A l'échelle – modeste – des entraîneurs français, on mesure quand même une petite secousse : Jocelyn Gourvennec, le coach de Bordeaux qu'il a rejoint en 2016 après six saisons à l'En avant Guingamp, a été démis de ses fonctions ce jeudi, deux jours après une nouvelle défaite (0-2) des Girondins à domicile face à Caen, la douzième en seize matchs, ce qui fait tache pour un club dont le budget devrait lui permettre de patrouiller entre la 5e et la 10e place – Bordeaux est 13e.
Transparence
Pourquoi une secousse ? C'est qu'à son arrivée en Aquitaine, en 2016, Gourvennec (46 ans) était rien moins que l'un des cinq ou six coachs français les plus bankables, son parcours à Guingamp faisant foi : deux divisions avalées en trois saisons pour faire passer le club breton du National (premier échelon amateur, 3e rang national) à la Ligue 1, une Coupe de France gagnée dans la foulée (au détriment du Stade rennais en finale, ce qui est d'autant plus savoureux pour un Guingampais) et un parcours honorable en coupe d'Europe malgré un effectif réduit, le club costarmoricain n'ayant pas la surface financière pour doubler les postes et aborder plusieurs compétitions de front.
Ancien meneur de jeu ayant été en butte aux perversions du foot – certains entraîneurs ont un intérêt financier à faire jouer tel joueur plutôt que tel autre – et en ayant souffert, Gourvennec a aussi imposé un style en Bretagne, raccord avec son statut de major de promo quand il a obtenu son DEPF (le diplôme d'entraîneur) : rigoureux, cherchant à contrôler jusqu'au moindre détail, très clair aussi avec des joueurs qui louaient en privé sa transparence lors des débriefings de fin de saison, même quand ces retours leur étaient défavorables. On l'a vu de nos yeux remettre en place le bras d'une machine à expresso à peine entré dans son bureau, comme un préalable à une discussion demandant d'avoir les idées claires. A l'autre bout du spectre, un confrère s'est vu reprocher par lui un papier (à peine) critique sur un joueur en difficulté : «Ça n'intéresse pas les gens, ce genre de trucs.»
Control freak
Un style très control freak qui s'est manifestement heurté à la réalité bordelaise : une grosse machine, dont Gourvennec a parfois dénoncé en privé l'inertie et le cloisonnement des tâches. Il n'est pas le premier à s'en plaindre : l'un de ses prédécesseurs, Willy Sagnol, est allé dans son sens le mois dernier, décrivant des salariés «arc-boutés sur les 35 heures». Des inconvénients qui vont aussi avec les grandes structures : a contrario, le Breton a pu y bénéficier de moyens considérables dont il n'aura pas su tirer profit, les joueurs qu'il a validés l'été dernier – l'international danois Lukas Lerager, les attaquants Nicolas de Préville et François Kamano, le milieu brésilien Jonathan Cafu – ayant été des fours. Qu'il y ait eu erreur de diagnostic sur la valeur intrinsèque de ceux-là ou que Gourvennec ait échoué à les faire jouer à leur niveau ne change rien : dans un cas comme dans l'autre, il est responsable.

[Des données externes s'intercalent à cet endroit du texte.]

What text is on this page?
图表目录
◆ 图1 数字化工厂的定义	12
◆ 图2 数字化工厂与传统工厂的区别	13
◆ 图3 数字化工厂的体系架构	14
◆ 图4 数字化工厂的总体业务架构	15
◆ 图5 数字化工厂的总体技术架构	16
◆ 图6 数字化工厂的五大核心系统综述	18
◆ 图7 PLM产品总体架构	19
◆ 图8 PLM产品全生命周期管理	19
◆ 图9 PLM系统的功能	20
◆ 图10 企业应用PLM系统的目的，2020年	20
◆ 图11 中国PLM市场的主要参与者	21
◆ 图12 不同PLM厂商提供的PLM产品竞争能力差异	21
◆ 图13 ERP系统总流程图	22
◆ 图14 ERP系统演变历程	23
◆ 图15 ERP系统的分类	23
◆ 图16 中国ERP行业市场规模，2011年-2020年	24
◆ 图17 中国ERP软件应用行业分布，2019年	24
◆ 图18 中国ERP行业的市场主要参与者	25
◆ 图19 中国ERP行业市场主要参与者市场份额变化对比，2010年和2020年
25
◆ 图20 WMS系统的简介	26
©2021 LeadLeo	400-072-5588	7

Après l’avoir soutenu contre vents et marées depuis novembre, la direction bordelaise, c’est-à-dire Nicolas de Tavernost, président du directoire de M6, actionnaire principal des Girondins, a fini par tirer l’échelle. Voilà neuf mois, quand Bordeaux patrouillait en haut du tableau, un étrange scénario courrait en coulisse : désireux de prendre du recul par rapport au terrain, Arsène Wenger aurait fait de Gourvennec son successeur à Arsenal, les deux hommes ayant du reste pris langue. Même fantasmatique, le profil du coach aquitain rendait l’affaire crédible. Fin juillet, Bordeaux était éliminé en tour préliminaire de la Ligue Europa par un club hongrois, sombre préalable à la saison que l’on sait. Tout ceci pour dire que dans le football, les choses évoluent vite.